Они еще долго обсуждали фильм и рожденные им предположения. Юл захмелела и принялась нести околесицу типа того, что все участники эксперимента, независимо, в какой они группе, под колпаком, особым наблюдением, а тех, благодаря кому родилась чумовая идея проверки действия пилюль, изгонят из власти и надолго законопатят; и вообще, все это хрень собачья, глупость несусветная, и зря она, Юлиана, подалась на уговоры и приехала сюда – искать неприятности на собственную задницу.

– Единственная польза – с тобой познакомилась, не обминулась, а то так бы и осталась в неведении относительно живущего на свете чудака, книжки сочиняющего и с одиночеством завязать мечтающего.

На счет одиночества угадала, подумал Дан, и вложила свой немудреный бабий смысл – если и сойтись с женщиной, то почему не с ней? В самом деле, почему?

13

По вторникам и пятницам соглядатай (так прозвал Дан являвшегося каждое утро с медсестрой Оксаной бесцветного молодого человека из группы обслуживания) входил в его номер с пачкой бумаг. Он оставлял их на столе и безмолвно удалялся. Это были отпринтованные статьи, выжимки из книг и брошюр, фрагменты телевизионных ток-шоу в виде текстов. Все это предназначалось для ознакомления. Как понял Дан, все пятьдесят “красных” получали такие распечатки.
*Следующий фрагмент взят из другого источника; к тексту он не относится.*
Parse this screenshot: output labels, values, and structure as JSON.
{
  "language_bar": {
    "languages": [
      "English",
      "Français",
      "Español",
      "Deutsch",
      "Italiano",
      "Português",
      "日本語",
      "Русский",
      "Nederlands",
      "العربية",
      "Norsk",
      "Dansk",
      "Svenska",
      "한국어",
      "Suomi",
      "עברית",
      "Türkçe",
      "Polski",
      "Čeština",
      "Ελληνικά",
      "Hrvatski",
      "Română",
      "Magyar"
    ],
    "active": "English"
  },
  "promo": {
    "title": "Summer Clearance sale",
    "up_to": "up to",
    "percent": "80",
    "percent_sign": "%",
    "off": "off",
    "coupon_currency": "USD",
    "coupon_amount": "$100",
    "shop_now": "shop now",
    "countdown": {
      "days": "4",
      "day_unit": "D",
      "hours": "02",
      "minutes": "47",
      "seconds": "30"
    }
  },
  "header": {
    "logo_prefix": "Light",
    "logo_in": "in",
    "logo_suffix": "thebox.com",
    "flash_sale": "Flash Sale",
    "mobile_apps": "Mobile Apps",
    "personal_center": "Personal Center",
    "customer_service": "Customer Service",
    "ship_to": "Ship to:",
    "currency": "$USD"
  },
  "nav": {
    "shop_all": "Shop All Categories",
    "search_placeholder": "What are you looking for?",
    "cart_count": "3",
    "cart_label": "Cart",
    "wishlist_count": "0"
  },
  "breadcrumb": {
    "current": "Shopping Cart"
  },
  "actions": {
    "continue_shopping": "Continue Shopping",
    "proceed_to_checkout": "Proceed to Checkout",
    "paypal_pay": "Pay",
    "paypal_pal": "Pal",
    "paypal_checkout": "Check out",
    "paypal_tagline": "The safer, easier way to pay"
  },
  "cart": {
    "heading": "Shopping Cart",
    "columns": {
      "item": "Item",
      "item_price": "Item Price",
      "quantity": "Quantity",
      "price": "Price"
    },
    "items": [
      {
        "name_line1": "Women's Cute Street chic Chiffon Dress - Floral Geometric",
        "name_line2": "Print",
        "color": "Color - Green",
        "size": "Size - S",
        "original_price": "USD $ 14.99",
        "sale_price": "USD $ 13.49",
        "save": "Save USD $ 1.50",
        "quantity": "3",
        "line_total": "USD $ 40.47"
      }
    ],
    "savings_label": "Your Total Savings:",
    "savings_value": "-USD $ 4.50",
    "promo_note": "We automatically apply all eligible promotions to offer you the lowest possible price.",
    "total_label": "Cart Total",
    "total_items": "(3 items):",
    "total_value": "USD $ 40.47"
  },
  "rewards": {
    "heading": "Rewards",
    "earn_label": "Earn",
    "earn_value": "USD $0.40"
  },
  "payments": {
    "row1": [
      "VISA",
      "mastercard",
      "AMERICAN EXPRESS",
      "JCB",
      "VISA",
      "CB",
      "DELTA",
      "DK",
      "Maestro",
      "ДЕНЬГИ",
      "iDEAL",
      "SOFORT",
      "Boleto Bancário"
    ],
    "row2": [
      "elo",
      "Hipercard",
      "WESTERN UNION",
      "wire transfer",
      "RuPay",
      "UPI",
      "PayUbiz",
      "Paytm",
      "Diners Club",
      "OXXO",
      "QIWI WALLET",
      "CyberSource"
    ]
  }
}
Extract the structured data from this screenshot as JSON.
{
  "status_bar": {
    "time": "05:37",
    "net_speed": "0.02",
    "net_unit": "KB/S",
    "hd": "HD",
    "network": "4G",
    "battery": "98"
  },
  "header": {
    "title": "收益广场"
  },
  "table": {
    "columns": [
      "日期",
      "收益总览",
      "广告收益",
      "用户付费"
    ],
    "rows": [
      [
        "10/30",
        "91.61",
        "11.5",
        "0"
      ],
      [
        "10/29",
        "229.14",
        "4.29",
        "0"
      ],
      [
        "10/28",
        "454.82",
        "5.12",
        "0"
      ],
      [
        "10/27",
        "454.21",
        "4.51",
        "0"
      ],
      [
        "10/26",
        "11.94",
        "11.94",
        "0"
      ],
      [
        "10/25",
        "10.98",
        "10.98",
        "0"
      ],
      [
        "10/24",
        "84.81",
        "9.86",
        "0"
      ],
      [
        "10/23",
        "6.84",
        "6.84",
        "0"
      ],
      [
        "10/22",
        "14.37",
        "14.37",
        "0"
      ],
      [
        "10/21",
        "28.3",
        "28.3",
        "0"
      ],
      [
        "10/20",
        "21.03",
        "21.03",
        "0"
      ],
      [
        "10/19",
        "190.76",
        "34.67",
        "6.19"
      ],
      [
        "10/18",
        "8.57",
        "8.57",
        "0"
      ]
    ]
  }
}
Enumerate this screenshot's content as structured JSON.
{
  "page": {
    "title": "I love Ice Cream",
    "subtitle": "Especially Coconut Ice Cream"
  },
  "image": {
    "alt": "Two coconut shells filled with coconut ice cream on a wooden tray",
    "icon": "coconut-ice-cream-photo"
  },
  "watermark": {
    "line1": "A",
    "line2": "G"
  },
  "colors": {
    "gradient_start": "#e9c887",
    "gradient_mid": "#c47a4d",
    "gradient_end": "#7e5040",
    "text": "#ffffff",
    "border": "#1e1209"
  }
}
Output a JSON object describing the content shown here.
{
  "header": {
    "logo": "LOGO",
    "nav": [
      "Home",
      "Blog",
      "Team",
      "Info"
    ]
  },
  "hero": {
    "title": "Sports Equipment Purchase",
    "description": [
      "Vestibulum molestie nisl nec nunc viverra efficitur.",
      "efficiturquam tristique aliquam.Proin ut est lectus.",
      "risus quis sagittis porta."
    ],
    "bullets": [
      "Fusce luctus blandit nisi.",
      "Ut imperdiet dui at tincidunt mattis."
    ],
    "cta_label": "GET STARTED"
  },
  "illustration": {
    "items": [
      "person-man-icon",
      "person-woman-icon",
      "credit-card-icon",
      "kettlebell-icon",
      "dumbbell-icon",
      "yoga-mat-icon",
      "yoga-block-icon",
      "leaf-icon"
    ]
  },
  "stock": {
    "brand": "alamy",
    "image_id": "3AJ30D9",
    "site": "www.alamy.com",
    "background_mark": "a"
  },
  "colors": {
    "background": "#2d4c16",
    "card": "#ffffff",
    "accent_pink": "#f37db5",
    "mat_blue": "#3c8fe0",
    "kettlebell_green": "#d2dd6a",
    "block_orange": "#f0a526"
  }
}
Путного, будоражащего мысль, дающего ей некое оригинальное направление, в бумагах содержалось прискорбно мало: общеизвестные факты, навязшие в зубах оценки и выводы, в общем, макулатура – Дан безжалостно выбрасывал в мусорную корзину. Редко попадалось стоящее, о чем можно поспорить, порассуждать, однако уступавшее в соперничестве лекциям и дискуссиям. Кому-то не слишком умному поручили непыльную работенку выискивать, что может заинтересовать участников эксперимента, вот он и выдает на-гора всякую муть. Впрочем…

В последней партии бумаг Дан обнаружил пару листков; не читая, а лишь увидя название “Притча от Лукавого”, по инерции хотел отправить в мусор, но остановился. Что-то привлекло в пояснении: “Автор этой притчи называет себя Сэм. Имя это ни о чем не говорит. Он не изъявил желания представиться и настаивал на том, чтобы текст этот именовался именно “Притча от Лукавого”. Ладно, Сэм, а скорее всего, Семен, раз ты настаиваешь, так и быть, придется бегло прочесть.

Пришёл человек к Лукавому и спросил: “Что есть правда и что есть ложь?” И повернулся к нему Лукавый и приблизился и блеснули глаза его. И увидел человек отражение своё в глазах Лукавого: в одном большое, в другом маленькое. В одном близко увидел себя, а в другом далеко, в одном сидящим, а в другом стоящим, высоким и низким, в одежде и обнажённым, на солнце и в тени, смеющимся и плачущим, рождающимся и умирающим, живым и мёртвым, существующим и не существующим, ангелом и бесом. И зашатался человек и отвернулся, не в силах видеть себя так, и пеленой покрылся мир перед ним.